When spring pops into mind, most think of warmer weather, flowers blooming, and spring sports.

But when some students think spring, they think of runny noses, itchy eyes, and constant coughs.

Spring is the prime time for seasonal allergies.

Athletes need their body to be functioning its best at all times in order to perform well. But when spring allergies start to kick in, they can affect athletes’ training and performance.

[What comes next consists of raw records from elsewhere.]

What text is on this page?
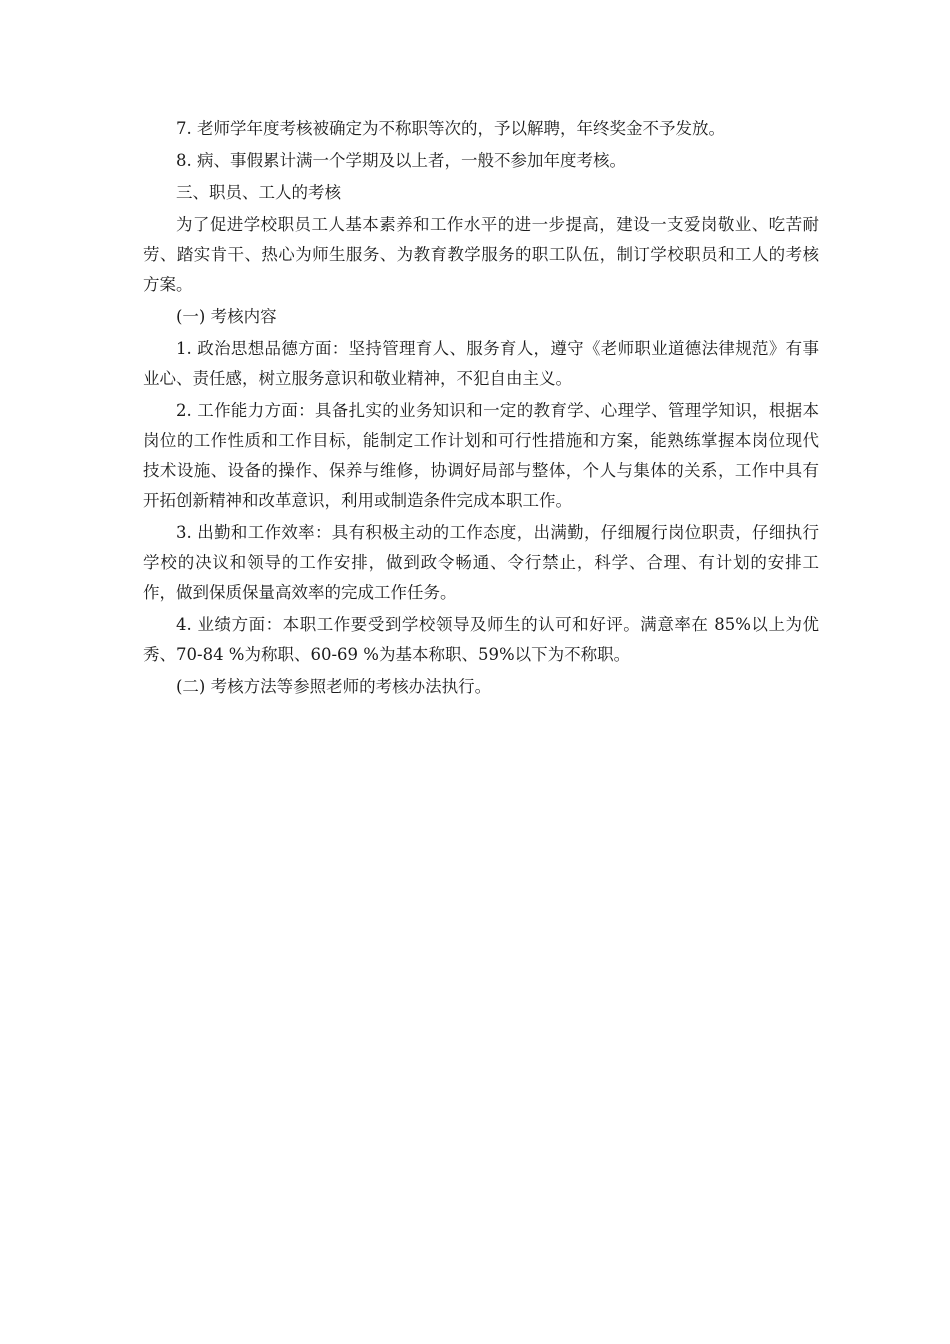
7. 老师学年度考核被确定为不称职等次的，予以解聘，年终奖金不予发放。

8. 病、事假累计满一个学期及以上者，一般不参加年度考核。

三、职员、工人的考核

为了促进学校职员工人基本素养和工作水平的进一步提高，建设一支爱岗敬业、吃苦耐劳、踏实肯干、热心为师生服务、为教育教学服务的职工队伍，制订学校职员和工人的考核方案。

(一) 考核内容

1. 政治思想品德方面：坚持管理育人、服务育人，遵守《老师职业道德法律规范》有事业心、责任感，树立服务意识和敬业精神，不犯自由主义。

2. 工作能力方面：具备扎实的业务知识和一定的教育学、心理学、管理学知识，根据本岗位的工作性质和工作目标，能制定工作计划和可行性措施和方案，能熟练掌握本岗位现代技术设施、设备的操作、保养与维修，协调好局部与整体，个人与集体的关系，工作中具有开拓创新精神和改革意识，利用或制造条件完成本职工作。

3. 出勤和工作效率：具有积极主动的工作态度，出满勤，仔细履行岗位职责，仔细执行学校的决议和领导的工作安排，做到政令畅通、令行禁止，科学、合理、有计划的安排工作，做到保质保量高效率的完成工作任务。

4. 业绩方面：本职工作要受到学校领导及师生的认可和好评。满意率在 85%以上为优秀、70-84 %为称职、60-69 %为基本称职、59%以下为不称职。

(二) 考核方法等参照老师的考核办法执行。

Lauren Stefenson ’16, a soccer player, is one of many Staples athletes with spring allergies. “I start sneezing a lot and it’s harder to breathe (in spring). I also have asthma attacks more often during practice because of my allergies.”

According to the American Academy of Allergy Asthma and Immunology, allergies can trigger symptoms of asthma. Especially for athletes, asthma can make it difficult to practice and perform because of trouble breathing.

“At some points in the season, it got so bad that I wouldn’t even be able to play.  I had to keep my Claritin in my bag just in case,” former baseball player Jacob Offir ’16 said.

Allergies nearly impossible to get rid of, but there are some measures athletes can take to keep symptoms controlled in season.

“Students with seasonal allergies should talk to their doctors about taking an antihistamine before the symptoms start and should keep an inhaler with them at all times if they have asthma,” recommends Staples nurse, Susanne Bookbinder.